The demonstrator project will test the ‘brains’ of the BAE Systems military XLAUV on one of Cellula Robotics’ underwater vehicles in trials set to take place next year at a facility on the south coast of England.
This fast-paced UK demonstration will showcase BAE Systems’ advanced autonomous underwater capability in an intelligence gathering, surveillance and reconnaissance scenario.
Recent sub-sea aggression has highlighted the strategic importance of the underwater domain, the need to protect the critical national infrastructure within it, and the inherent challenges.

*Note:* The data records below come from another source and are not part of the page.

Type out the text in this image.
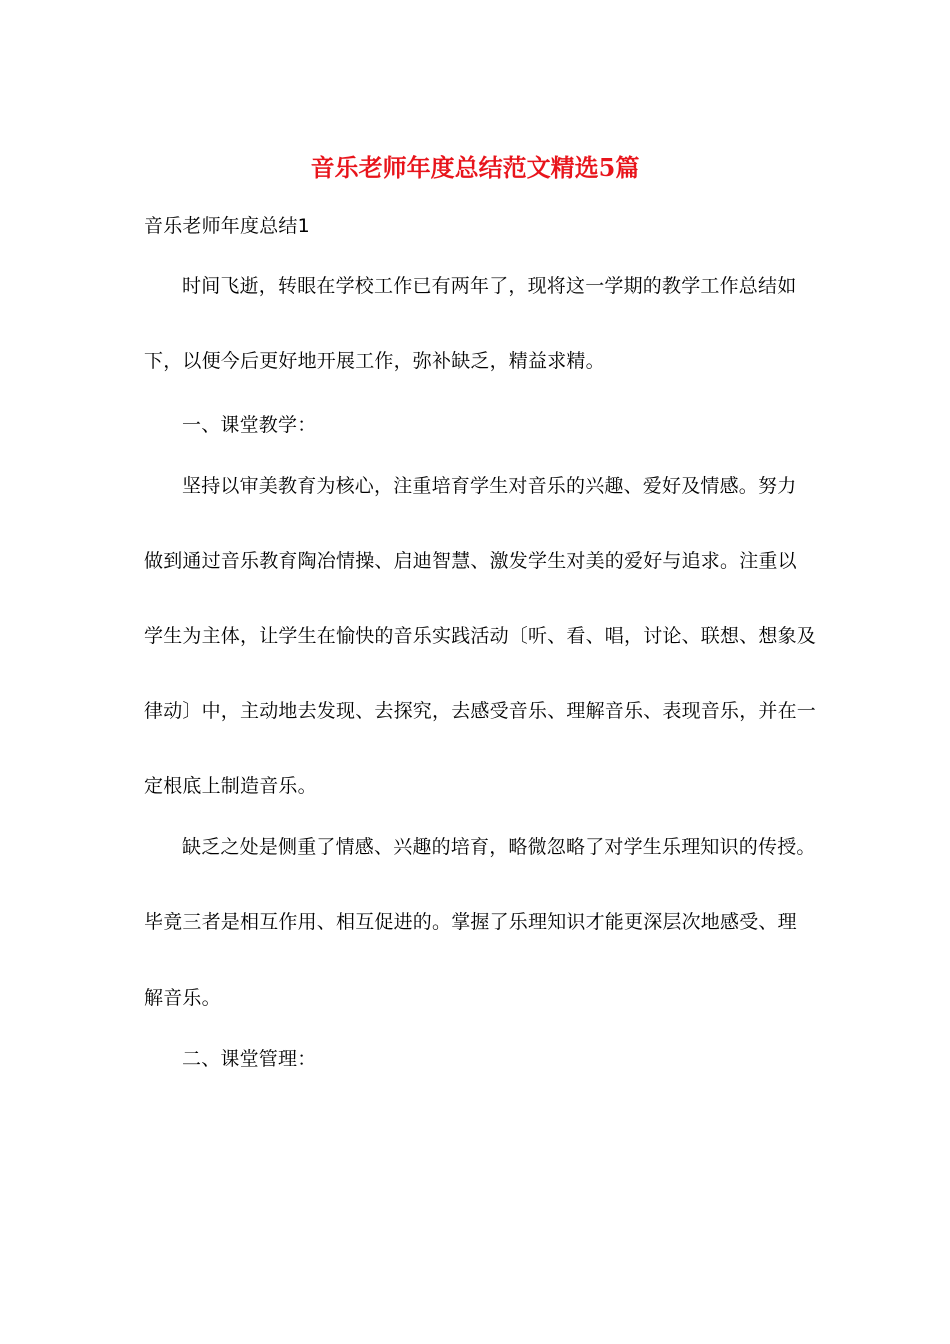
音乐老师年度总结范文精选5篇
音乐老师年度总结1
时间飞逝，转眼在学校工作已有两年了，现将这一学期的教学工作总结如
下，以便今后更好地开展工作，弥补缺乏，精益求精。
一、课堂教学：
坚持以审美教育为核心，注重培育学生对音乐的兴趣、爱好及情感。努力
做到通过音乐教育陶冶情操、启迪智慧、激发学生对美的爱好与追求。注重以
学生为主体，让学生在愉快的音乐实践活动〔听、看、唱，讨论、联想、想象及
律动〕中，主动地去发现、去探究，去感受音乐、理解音乐、表现音乐，并在一
定根底上制造音乐。
缺乏之处是侧重了情感、兴趣的培育，略微忽略了对学生乐理知识的传授。
毕竟三者是相互作用、相互促进的。掌握了乐理知识才能更深层次地感受、理
解音乐。
二、课堂管理：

Autonomous platforms like Herne could play a role in helping militaries overcome the challenge that the vast expanses of the underwater battlespace present, enabling them to monitor much larger areas without the limitations of a human crew and in a far more cost-effective way.
Herne is set to provide a capability built on BAE Systems’ deep understanding of its military customers to deliver the persistence and flexibility needed for the future. Its adaptable design will allow the platform to be configured to conduct operations including: anti-submarine warfare; intelligence, surveillance and reconnaissance; and electronic warfare.
Scott Jamieson, Managing Director of Maritime Services at BAE Systems, said, “This will be the first time any UK company will have tested its advanced autonomous capabilities in this area and I am excited to be working with Cellula Robotics. My aim is to create a capability that is faster, more capable, more flexible, cheaper for customers to buy and provides navies with a way to protect critical national infrastructure.”
Eric Jackson, President at Cellula Robotics Ltd, added, “As we embark on this ground-breaking partnership with BAE Systems, we recognize the critical role autonomous platforms play in addressing the evolving challenges of the underwater domain. Recent sub-sea aggression incidents underscore the importance of safeguarding our underwater critical infrastructure.”